The report found that Indigenous people were being arrested at a totally disproportionate rate compared to non-Indigenous people.
Among the 339 recommendations set out by the Royal Commission, the report said that these first interactions between Indigenous people and police really need to change and “Police Services should adopt and apply the principle of arresting being the sanction of last resort”.
The report said in many cases, arrests and charges should be avoided entirely in favour of a caution or a summons to attend a court at a later date.
But for the most part, those processes haven’t changed, and police are still choosing to make the arrests and hold people in watchhouses.
Priscilla Atkins: “If the Royal Commission recommendations have been followed through, we would have a totally different working relationship with the police and the justice system, but 30 years down the track that hasn’t changed, if anything, it’s, it’s worse.
It’s just devastating. So, when someone is arrested for a minor matter and they die as a result of that. It’s an innocent, preventable death.”
A few changes to arrest practices that were put forward by inquiries in the years following the Royal Commission have been put into practice.
The system gives community legal services the ability to immediately respond to an Indigenous person’s arrest and check on their welfare, and it has been instrumental in saving lives.

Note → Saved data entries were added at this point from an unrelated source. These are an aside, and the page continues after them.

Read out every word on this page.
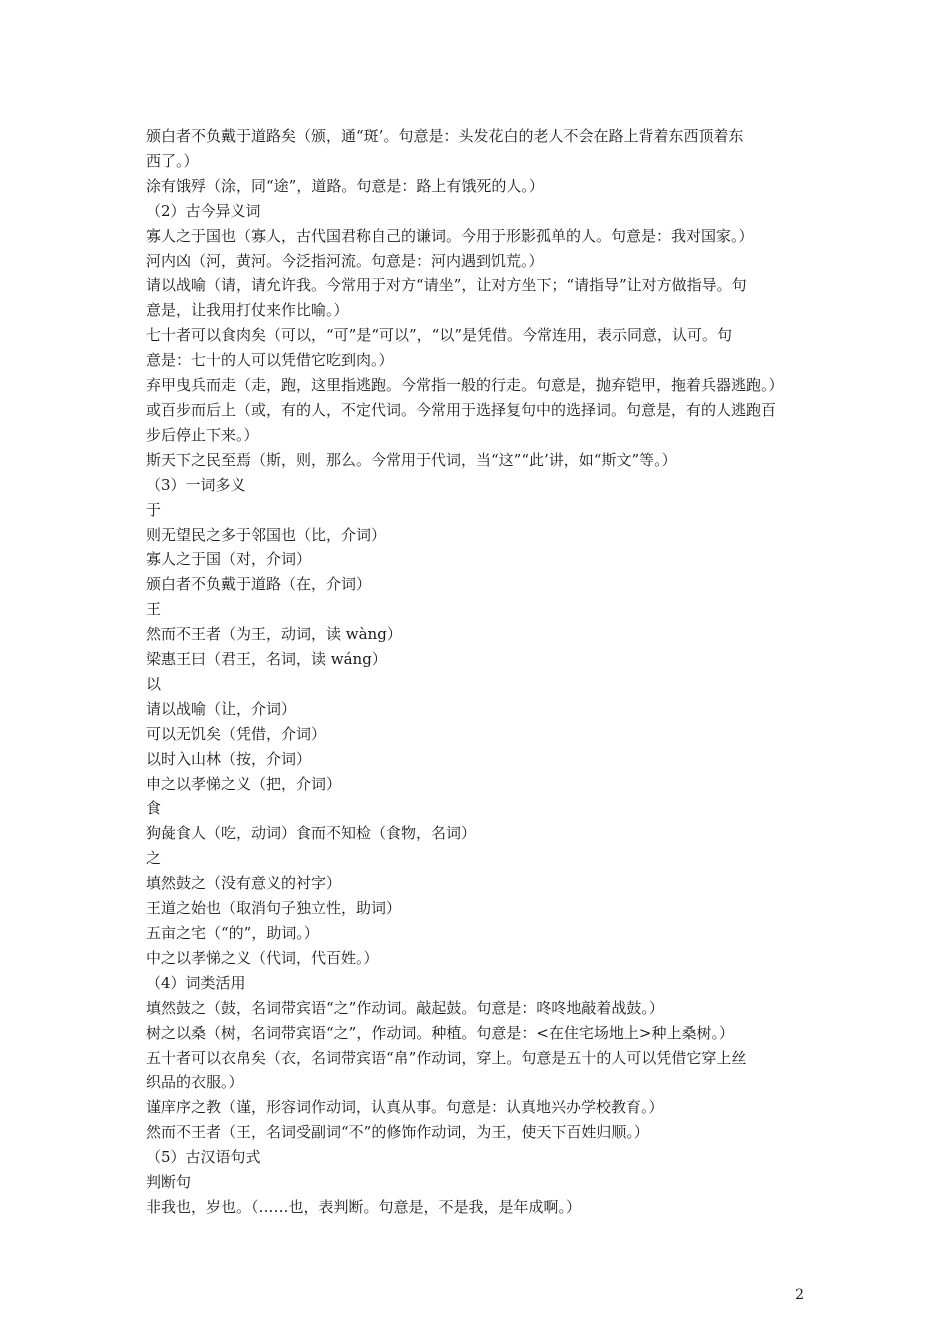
颁白者不负戴于道路矣（颁，通“斑’。句意是：头发花白的老人不会在路上背着东西顶着东
西了。）
涂有饿殍（涂，同“途”，道路。句意是：路上有饿死的人。）
（2）古今异义词
寡人之于国也（寡人，古代国君称自己的谦词。今用于形影孤单的人。句意是：我对国家。）
河内凶（河，黄河。今泛指河流。句意是：河内遇到饥荒。）
请以战喻（请，请允许我。今常用于对方“请坐”，让对方坐下；“请指导”让对方做指导。句
意是，让我用打仗来作比喻。）
七十者可以食肉矣（可以，“可”是“可以”，“以”是凭借。今常连用，表示同意，认可。句
意是：七十的人可以凭借它吃到肉。）
弃甲曳兵而走（走，跑，这里指逃跑。今常指一般的行走。句意是，抛弃铠甲，拖着兵器逃跑。）
或百步而后上（或，有的人，不定代词。今常用于选择复句中的选择词。句意是，有的人逃跑百
步后停止下来。）
斯天下之民至焉（斯，则，那么。今常用于代词，当“这”“此’讲，如“斯文”等。）
（3）一词多义
于
则无望民之多于邻国也（比，介词）
寡人之于国（对，介词）
颁白者不负戴于道路（在，介词）
王
然而不王者（为王，动词，读 wàng）
梁惠王曰（君王，名词，读 wáng）
以
请以战喻（让，介词）
可以无饥矣（凭借，介词）
以时入山林（按，介词）
申之以孝悌之义（把，介词）
食
狗彘食人（吃，动词）食而不知检（食物，名词）
之
填然鼓之（没有意义的衬字）
王道之始也（取消句子独立性，助词）
五亩之宅（“的”，助词。）
中之以孝悌之义（代词，代百姓。）
（4）词类活用
填然鼓之（鼓，名词带宾语“之”作动词。敲起鼓。句意是：咚咚地敲着战鼓。）
树之以桑（树，名词带宾语“之”，作动词。种植。句意是：<在住宅场地上>种上桑树。）
五十者可以衣帛矣（衣，名词带宾语“帛”作动词，穿上。句意是五十的人可以凭借它穿上丝
织品的衣服。）
谨庠序之教（谨，形容词作动词，认真从事。句意是：认真地兴办学校教育。）
然而不王者（王，名词受副词“不”的修饰作动词，为王，使天下百姓归顺。）
（5）古汉语句式
判断句
非我也，岁也。（……也，表判断。句意是，不是我，是年成啊。）
2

But, like most of the progress that’s been made since the Royal Commission recommendations were released, the implementation of this system is patchy, under-resourced and it hasn’t been established Australia-wide.
Jungaji Brady: “The normalisation of this business is just so wrong. It’s a national issue that demands national action by a national leader system.”
Indigenous organisations are advocating for alternative policing styles to begin with.
Community-style policing trains officers to communicate with Indigenous elders, understand systemic issues and engage with people in a healthier way.
In the rural towns where this kind of policing has been enforced, arrest and imprisonment rates have plummeted.
Back in 2013, Bourke, in north-west NSW became the site for Australia’s first Justice Reinvestment effort, called the Maranguka Justice Reinvestment Project.
The project is a form of Indigenous self-governance where Indigenous community leaders deliver programs that aim to keep those interactions with police to a minimum and work with justice agencies to change their procedures and behaviours.
It’s produced some amazing results, like an 18% reduction in the number of major offences reported, a 39% reduction in the number of drug offences, and a 35% reduction in driving offences.
Priscilla Atkins: “Everyone wants a safe community. Aboriginal people want to save community as well, but it’s about how we do that.”
The recommendations of the Royal Commission continue to be largely ignored, 30 years after the final report was published.
Indigenous people are still unfairly targeted and charged by police and that first stage of the justice system is still fraught with racist bias and an unwillingness to use arrests as a last resort.
While some changes have been made to try and give Indigenous people more safety and culturally-appropriate care when they are taken into custody, the improvements to this system have been few and far between. And until major reform happens, it’s likely we’ll keep hearing more and more stories like Aunty Sherry’s.